Michel-Ange protégeait Sebastiano del Piombo
Sebastiano del Piombo, Esquisse pour la Mort du Christ, (1515-1516), pour la Pietà de Viterbe.
Bibliothèque Ambrosiana, Pinacoteca Milano
Sur la piazza Crispi, à Viterbe, en Italie, se dresse un bâtiment à la façade un peu sévère. On y accède grâce à une volée de quelques marches. L’ancien couvent de Sainte-Marie de la Vérité est devenu le musée civique destiné à réunir des produits de fouilles effectuées sur des sites étrusques et romains de la région. Après l’unification de l’Italie, des œuvres provenant des congrégations religieuses y furent conservées. La pièce maîtresse est une Pietà, connue sous le nom de Pietà de Viterbe, réalisée vers 1512-1516 par Sebastiano del Piombo (1485-1547). Ce tableau, qui était installé autrefois dans l’église Saint-François, de Viterbe, est d’autant plus admirable et précieux qu’il est le fruit de la première collaboration entre cet artiste et Michel-Ange (1475-1564). La preuve en sont les esquisses au fusain que l’on distingue au verso de la toile. On y retrouve des figures de la Création dans la chapelle Sixtine, et l’on y reconnaît des dessins de la main de Sebastiano del Piombo. La scène représente la Vierge assise devant le corps du Christ, allongé sur le sol. Cette iconographie originale, qui sépare le Christ des genoux de sa mère, est aussi le premier grand paysage nocturne de l’histoire de l’art.

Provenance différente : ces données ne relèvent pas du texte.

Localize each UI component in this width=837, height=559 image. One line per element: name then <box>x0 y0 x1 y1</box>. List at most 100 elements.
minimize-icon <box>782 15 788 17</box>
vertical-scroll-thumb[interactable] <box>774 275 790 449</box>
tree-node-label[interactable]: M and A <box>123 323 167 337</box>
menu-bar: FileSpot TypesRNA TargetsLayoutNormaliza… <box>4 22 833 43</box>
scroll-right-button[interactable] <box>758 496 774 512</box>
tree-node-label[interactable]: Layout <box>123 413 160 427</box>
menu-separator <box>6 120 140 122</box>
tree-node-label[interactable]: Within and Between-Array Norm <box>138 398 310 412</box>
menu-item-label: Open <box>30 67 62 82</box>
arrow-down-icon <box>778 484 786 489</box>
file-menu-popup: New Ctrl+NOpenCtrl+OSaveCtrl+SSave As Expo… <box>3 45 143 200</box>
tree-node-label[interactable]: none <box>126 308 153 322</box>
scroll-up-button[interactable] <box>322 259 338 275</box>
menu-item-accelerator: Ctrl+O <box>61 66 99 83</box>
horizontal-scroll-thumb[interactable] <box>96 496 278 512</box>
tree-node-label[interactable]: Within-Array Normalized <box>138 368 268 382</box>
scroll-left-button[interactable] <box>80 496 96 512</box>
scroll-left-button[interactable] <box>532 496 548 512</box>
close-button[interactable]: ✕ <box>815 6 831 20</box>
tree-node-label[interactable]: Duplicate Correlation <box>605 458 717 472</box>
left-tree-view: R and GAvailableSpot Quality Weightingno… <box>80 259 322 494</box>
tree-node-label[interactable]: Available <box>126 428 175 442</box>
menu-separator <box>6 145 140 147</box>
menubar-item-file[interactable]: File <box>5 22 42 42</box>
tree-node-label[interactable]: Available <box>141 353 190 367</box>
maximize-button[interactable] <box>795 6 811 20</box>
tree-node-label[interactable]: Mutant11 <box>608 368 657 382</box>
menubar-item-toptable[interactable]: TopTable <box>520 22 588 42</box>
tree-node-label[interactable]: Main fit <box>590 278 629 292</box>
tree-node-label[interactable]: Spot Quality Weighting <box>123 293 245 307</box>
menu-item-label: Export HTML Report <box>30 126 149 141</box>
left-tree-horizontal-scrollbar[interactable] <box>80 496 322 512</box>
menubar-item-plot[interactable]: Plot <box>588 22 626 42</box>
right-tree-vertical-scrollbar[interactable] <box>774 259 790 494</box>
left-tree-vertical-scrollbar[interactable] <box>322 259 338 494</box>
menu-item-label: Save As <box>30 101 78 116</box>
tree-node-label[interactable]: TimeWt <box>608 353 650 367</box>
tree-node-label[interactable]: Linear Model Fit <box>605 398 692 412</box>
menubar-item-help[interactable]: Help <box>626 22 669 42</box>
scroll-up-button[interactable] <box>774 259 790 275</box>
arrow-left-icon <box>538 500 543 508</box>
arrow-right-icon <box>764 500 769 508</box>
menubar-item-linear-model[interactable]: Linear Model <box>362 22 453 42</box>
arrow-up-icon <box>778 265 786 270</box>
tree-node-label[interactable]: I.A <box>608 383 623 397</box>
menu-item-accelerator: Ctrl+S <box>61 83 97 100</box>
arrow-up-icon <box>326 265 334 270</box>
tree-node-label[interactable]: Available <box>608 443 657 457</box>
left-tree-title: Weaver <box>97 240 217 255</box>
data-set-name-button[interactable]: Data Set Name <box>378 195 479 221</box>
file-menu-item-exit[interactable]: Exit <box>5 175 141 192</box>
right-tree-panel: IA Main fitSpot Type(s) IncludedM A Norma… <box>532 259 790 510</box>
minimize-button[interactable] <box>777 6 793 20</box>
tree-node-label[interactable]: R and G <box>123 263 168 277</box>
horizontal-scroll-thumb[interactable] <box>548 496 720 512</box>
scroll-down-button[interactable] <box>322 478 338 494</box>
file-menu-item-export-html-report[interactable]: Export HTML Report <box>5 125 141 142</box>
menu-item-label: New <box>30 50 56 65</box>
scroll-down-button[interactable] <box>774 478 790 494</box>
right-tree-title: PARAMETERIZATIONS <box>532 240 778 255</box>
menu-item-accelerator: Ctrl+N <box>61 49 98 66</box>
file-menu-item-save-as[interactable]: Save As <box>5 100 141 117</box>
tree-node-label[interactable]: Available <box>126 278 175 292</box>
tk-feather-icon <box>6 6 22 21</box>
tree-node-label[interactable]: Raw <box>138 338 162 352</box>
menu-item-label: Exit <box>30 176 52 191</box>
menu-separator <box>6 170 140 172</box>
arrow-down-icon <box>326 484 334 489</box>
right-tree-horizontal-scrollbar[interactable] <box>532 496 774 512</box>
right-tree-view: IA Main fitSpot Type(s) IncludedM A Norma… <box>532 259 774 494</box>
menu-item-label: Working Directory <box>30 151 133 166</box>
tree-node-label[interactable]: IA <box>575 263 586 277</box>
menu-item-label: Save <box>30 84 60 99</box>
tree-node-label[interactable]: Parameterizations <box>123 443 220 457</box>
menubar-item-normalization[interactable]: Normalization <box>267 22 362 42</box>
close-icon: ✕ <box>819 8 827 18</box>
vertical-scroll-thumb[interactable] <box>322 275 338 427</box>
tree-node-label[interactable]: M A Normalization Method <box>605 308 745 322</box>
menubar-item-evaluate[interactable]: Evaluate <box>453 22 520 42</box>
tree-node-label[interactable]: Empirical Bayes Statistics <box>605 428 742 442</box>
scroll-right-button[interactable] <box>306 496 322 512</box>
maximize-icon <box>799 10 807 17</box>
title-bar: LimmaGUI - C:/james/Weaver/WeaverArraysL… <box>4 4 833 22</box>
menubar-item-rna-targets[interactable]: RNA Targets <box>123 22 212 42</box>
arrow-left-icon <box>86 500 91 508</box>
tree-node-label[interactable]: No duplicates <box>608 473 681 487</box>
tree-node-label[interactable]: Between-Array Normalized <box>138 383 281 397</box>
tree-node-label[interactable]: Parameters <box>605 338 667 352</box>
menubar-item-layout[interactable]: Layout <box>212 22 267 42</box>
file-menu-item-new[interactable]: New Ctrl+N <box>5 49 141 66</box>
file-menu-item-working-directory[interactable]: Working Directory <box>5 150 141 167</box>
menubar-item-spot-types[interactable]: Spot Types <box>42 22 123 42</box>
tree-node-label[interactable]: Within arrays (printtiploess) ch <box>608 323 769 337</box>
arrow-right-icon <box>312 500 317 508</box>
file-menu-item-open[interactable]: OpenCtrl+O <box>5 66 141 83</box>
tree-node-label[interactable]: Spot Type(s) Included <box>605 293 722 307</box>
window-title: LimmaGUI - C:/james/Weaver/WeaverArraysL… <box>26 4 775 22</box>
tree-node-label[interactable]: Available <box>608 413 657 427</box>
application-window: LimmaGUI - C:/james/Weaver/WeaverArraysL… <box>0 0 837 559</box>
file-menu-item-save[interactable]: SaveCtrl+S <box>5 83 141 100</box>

Cette Pietà a rarement été vue en dehors de l’Italie ; le musée de Viterbe a accepté de s’en séparer le temps d’une exposition consacrée à la collaboration artistique de Michel-Ange et de Sebastiano del Piombo, la première du genre. La National Gallery de Londres a réuni environ soixante-dix œuvres, des peintures, dessins, sculptures et mieux encore, des lettres. Quarante-trois au total, dont seulement six de Michel-Ange adressées à Sebastiano del Piombo, plus une douzaine à leurs amis. Ces textes, qui s’échelonnent entre 1516 et 1534, date de son départ de Rome, puis de son retour, sont sans doute la source la plus importante d’une documentation artistique au XVIe siècle. Les deux hommes se sont rencontrés en 1511. Sebastiano del Piombo arrivait de Venise auréolé par son talent. Il croisa Michel-Ange en pleine gloire, travaillant alors sur le plafond de la chapelle Sixtine. Ils se lièrent d’amitié et unirent leur force contre la coqueluche de l’époque : Raphaël. Les propos peu amènes de l’un et l’autre sur leur rival, mettent évidence la compétition artistique qui régnait alors à Rome.

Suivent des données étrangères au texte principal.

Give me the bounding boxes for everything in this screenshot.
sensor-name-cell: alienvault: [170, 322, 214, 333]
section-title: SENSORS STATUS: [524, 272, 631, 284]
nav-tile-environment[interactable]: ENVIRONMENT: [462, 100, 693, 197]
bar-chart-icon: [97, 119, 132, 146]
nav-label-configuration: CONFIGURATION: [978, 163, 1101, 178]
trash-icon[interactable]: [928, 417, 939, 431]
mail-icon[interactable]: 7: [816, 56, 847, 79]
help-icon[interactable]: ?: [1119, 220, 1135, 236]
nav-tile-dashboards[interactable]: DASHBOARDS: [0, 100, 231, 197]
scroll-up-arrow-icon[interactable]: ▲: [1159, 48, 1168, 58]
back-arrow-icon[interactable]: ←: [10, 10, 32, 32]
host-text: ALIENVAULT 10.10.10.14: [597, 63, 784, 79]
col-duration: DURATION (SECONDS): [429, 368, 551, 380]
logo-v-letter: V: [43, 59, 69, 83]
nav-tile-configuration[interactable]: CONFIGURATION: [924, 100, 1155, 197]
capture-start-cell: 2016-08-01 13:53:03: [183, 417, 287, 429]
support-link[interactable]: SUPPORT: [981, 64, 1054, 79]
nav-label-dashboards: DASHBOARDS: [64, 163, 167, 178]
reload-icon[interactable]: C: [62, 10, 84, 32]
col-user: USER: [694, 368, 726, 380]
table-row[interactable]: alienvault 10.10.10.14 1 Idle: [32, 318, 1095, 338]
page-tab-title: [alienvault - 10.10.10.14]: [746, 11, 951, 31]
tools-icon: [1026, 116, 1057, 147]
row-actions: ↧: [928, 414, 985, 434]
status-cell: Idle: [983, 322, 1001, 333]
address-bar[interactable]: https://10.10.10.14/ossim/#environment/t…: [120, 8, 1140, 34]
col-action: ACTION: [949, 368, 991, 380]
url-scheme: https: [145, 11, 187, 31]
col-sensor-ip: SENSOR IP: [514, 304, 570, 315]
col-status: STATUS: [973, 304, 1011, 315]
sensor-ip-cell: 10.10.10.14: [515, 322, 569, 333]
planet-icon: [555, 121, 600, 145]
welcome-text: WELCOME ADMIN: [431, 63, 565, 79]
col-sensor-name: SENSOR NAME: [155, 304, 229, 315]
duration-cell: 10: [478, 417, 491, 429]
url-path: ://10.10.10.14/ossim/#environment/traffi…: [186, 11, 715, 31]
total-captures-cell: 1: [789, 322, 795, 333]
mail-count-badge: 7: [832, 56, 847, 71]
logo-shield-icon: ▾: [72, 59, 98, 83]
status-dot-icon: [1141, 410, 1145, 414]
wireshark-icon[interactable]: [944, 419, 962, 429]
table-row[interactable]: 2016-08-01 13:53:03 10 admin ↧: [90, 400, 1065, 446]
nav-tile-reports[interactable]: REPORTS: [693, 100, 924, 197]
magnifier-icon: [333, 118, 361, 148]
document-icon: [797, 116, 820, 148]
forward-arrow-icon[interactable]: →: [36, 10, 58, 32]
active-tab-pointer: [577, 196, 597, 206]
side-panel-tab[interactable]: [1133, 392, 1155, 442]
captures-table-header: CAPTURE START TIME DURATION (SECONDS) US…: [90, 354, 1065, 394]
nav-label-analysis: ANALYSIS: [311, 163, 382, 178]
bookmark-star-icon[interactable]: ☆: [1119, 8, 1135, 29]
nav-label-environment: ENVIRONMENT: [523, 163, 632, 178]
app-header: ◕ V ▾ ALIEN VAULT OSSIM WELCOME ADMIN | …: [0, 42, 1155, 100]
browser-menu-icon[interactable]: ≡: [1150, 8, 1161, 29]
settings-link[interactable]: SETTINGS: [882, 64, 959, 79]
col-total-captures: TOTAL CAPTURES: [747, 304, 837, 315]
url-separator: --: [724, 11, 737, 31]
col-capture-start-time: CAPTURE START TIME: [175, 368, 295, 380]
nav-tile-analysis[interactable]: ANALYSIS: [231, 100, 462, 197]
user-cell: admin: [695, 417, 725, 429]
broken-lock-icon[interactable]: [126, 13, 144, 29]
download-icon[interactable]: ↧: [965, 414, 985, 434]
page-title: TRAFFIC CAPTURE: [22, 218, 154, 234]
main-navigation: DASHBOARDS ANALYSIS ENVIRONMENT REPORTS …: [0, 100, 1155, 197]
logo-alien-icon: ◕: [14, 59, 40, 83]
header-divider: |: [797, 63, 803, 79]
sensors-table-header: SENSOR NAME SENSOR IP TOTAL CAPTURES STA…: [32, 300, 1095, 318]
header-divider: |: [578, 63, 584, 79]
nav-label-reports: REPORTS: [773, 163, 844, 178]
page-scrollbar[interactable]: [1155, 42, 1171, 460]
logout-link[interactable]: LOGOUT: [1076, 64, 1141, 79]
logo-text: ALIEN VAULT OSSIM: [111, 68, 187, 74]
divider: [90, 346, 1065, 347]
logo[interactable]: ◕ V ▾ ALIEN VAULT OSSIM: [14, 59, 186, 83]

Sebastiano del Piombo était le seul peintre à l’huile de la cité capable de rivaliser avec Raphaël. Michel-Ange ne s’intéressait pas à ce support, mais cherchait par tous les moyens à évincer Raphaël. La collaboration et l’amitié des deux artistes sont nées de cette rivalité. Elle dura plus de vingt ans jusqu’à ce que les deux se querellent à propos d’une technique de peinture. En attendant, Sebastiano del Piombo profita des dessins et des idées conceptuelles de Michel-Ange. Citons parmi leurs œuvres communes la Résurrection de Lazare (1517-1519), entrée dans les collections de la National Gallery en 1824, et qui reçut le premier numéro d’inventaire « NG1 ». « La réflectographie infrarouge a révélé que la contribution de Sebastiano del Piombo était beaucoup plus importante et indépendante de l’influence de Michel-Ange que l’on croyait précédemment », indique Matthias Wivel, commissaire de cette exposition. La Visitation de Sebastiano del Piombo, venue du Louvre, et sa Déploration du Christ, du musée de l’Ermitage de Saint-Pétersbourg, complètent des figures comme Le Christ rédempteur de Michel-Ange, une statue plus grande que nature sculptée en 1514-1515, et prêtée par l’église San Vincenzo Martire, de Bassano Romano, en Italie. Elle est accompagnée d’un moulage exécuté au XIXe siècle de la seconde version de la même statue, non loin de la reproduction en trois dimensions de la chapelle Borgherini, de San Pietro in Montorio, à Rome. La juxtaposition des œuvres communes ou séparées des deux artistes, les reproductions et les lettres, donnent à cette exposition l’allure d’un dossier. Ce qui n’est pas si fréquent, mais ouvre la porte au visiteur, au monde artistique d’une époque.